Approach 2: Fei-Fei Li’s “Spatial Intelligence”

Another well-known approach comes from Fei-Fei Li’s startup, World Labs.

(Who is AI pioneer Fei-Fei Li? The new unicorn startup World Labs secures funding from NVIDIA, AMD)

Unlike JEPA’s “predict the future,” Li’s core question is: “What does the world look like in 3D space?” Her concept, called Spatial Intelligence, emphasizes that true understanding requires explicit spatial structures: geometry, depth, persistence, and the ability to re-observe scenes from new angles — not just temporal prediction. This differs from JEPA’s philosophy: instead of learning abstract dynamics, it learns a structured 3D representation of the environment that can be directly manipulated.

World Labs’ product Marble can generate persistent 3D worlds from images, text, or videos. Unlike traditional video generation models, Marble produces real 3D scenes. Users can freely move the viewpoint, modify objects, and output 3D models.
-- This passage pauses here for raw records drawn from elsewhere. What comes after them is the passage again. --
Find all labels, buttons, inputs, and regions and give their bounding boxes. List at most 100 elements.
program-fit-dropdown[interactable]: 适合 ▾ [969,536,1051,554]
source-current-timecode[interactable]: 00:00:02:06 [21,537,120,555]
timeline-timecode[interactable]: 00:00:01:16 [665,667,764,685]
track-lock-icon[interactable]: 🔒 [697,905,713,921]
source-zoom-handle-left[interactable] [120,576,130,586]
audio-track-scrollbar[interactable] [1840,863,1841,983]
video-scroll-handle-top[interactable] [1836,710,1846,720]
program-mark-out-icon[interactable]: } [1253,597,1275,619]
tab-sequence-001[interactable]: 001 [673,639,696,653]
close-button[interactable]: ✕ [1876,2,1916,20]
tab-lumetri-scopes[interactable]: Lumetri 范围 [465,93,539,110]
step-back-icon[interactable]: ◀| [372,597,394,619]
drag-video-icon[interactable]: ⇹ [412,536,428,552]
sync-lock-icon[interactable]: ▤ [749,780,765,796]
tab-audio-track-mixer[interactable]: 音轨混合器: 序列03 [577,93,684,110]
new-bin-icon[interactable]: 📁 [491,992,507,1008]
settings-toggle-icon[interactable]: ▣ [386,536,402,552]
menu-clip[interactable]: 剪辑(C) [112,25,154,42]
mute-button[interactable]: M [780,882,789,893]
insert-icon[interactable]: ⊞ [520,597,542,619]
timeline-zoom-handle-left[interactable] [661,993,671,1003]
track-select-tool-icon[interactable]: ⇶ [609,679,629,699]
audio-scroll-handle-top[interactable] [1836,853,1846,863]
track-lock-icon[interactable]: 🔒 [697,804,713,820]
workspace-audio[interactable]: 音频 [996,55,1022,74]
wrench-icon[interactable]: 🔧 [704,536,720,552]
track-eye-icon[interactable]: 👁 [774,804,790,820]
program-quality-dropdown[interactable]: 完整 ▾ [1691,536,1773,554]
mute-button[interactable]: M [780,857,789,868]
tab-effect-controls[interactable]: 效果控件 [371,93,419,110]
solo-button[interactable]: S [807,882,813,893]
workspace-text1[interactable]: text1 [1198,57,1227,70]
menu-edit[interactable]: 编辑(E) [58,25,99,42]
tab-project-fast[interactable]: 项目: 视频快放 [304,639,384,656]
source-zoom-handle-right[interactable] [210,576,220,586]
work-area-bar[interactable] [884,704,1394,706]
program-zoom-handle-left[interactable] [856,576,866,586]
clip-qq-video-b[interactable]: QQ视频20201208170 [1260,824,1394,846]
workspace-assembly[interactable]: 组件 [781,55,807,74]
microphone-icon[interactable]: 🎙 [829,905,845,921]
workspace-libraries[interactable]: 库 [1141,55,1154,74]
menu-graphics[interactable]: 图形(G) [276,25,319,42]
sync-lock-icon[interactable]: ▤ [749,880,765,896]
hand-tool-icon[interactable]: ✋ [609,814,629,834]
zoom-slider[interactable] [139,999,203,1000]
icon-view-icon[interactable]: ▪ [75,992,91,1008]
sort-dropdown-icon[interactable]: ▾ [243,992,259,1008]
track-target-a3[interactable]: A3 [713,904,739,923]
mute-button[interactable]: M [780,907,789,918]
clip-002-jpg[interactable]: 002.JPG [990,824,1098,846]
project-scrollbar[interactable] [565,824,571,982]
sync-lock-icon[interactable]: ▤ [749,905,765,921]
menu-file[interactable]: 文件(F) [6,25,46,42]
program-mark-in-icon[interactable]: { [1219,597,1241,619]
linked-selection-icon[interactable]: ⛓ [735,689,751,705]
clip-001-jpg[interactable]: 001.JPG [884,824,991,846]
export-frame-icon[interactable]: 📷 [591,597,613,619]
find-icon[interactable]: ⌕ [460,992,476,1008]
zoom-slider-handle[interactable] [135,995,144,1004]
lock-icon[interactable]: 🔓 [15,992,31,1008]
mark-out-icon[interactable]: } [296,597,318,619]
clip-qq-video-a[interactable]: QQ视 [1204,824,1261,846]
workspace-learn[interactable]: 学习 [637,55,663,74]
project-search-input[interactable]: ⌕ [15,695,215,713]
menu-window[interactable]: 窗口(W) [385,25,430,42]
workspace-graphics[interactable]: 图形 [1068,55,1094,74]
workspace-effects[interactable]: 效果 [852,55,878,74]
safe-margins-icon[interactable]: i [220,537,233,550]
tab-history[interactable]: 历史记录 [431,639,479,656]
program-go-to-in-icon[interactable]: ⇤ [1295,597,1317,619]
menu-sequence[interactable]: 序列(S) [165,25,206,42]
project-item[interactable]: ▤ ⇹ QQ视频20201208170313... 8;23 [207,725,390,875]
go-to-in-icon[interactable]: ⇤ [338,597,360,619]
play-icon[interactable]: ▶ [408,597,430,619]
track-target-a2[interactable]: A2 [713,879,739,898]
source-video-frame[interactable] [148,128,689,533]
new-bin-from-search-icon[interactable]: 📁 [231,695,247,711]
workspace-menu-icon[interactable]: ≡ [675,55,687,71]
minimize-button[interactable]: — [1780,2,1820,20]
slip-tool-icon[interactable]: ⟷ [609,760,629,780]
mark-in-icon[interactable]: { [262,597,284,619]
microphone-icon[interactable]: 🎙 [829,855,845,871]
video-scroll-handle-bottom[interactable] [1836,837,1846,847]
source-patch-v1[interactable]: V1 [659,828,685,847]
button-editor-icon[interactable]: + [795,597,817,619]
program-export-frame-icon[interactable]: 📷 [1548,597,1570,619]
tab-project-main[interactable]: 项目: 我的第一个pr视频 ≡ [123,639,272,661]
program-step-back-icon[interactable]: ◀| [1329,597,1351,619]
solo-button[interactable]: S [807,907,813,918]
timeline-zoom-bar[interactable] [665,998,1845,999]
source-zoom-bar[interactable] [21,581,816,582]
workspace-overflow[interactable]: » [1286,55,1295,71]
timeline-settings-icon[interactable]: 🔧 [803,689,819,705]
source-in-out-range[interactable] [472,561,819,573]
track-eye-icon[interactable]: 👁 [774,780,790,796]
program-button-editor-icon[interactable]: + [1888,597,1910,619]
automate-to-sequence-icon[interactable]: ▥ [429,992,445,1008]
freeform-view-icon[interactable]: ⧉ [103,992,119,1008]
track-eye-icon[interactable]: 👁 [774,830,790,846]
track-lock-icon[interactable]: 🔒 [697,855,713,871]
This makes it closer to a 3D creation engine rather than a simple generative model.

Approach 3: DeepMind’s “Learned Simulation World”

The third type of world model is learned simulation.

Representative research includes:

DeepMind Genie 3

Dreamer series

Runway GWM-1

These models aim to build interactive simulated worlds where AI can learn through interaction.

Approach 4: NVIDIA’s Physical AI Infrastructure

The fourth approach isn’t about building models directly but creating an entire ecosystem platform. The leading company is NVIDIA, with its Cosmos platform providing comprehensive infrastructure:

Video data processing

Visual tokenizer

Model training

Deployment services

NVIDIA’s world foundation models (WFM) have been trained on 20 million hours of real-world videos, with a total token scale reaching 9 trillion.

(NVIDIA’s Alpamayo ecosystem enables AI to have reasoning capabilities in self-driving cars and explain decision-making processes)

NVIDIA’s strategy is clear: they don’t necessarily need to develop world models themselves but provide all the tools for others to build them.

Approach 5: Active Inference (Neuroscience School)

The final approach is rooted in neuroscience theory. The prominent figure is neuroscientist Karl Friston, who proposed the famous Free Energy Principle. Unlike traditional reinforcement learning, Active Inference views AI as a biological entity constantly trying to understand the world. It takes actions aimed at making its predictions about the environment more accurate, reducing the occurrence of “things not matching expectations.”

The company VERSES AI’s AXIOM system uses an object-oriented model, where each object is an independent entity. The system updates beliefs using Bayesian inference, without relying on deep neural network gradient training. This architecture offers interpretability, composability, and extremely high data efficiency. AXIOM released a commercial product (Genius) in April 2025. Its benchmark tests on standard control tasks are competitive with RL baselines, while using orders of magnitude less data.

The Next Battlefield for AI: Understanding the World

Zhao concludes that these five world model approaches are not mutually exclusive but instead address different problems:

JEPA: Compressing physical understanding

Spatial Intelligence: Reconstructing 3D worlds

Learned Simulation: Training AI in simulated environments

NVIDIA Cosmos: Providing infrastructure

Active Inference: Proposing a new theory of intelligence

As AI increasingly moves toward robotics, autonomous driving, and physical AI, these technologies are likely to rapidly converge in the future.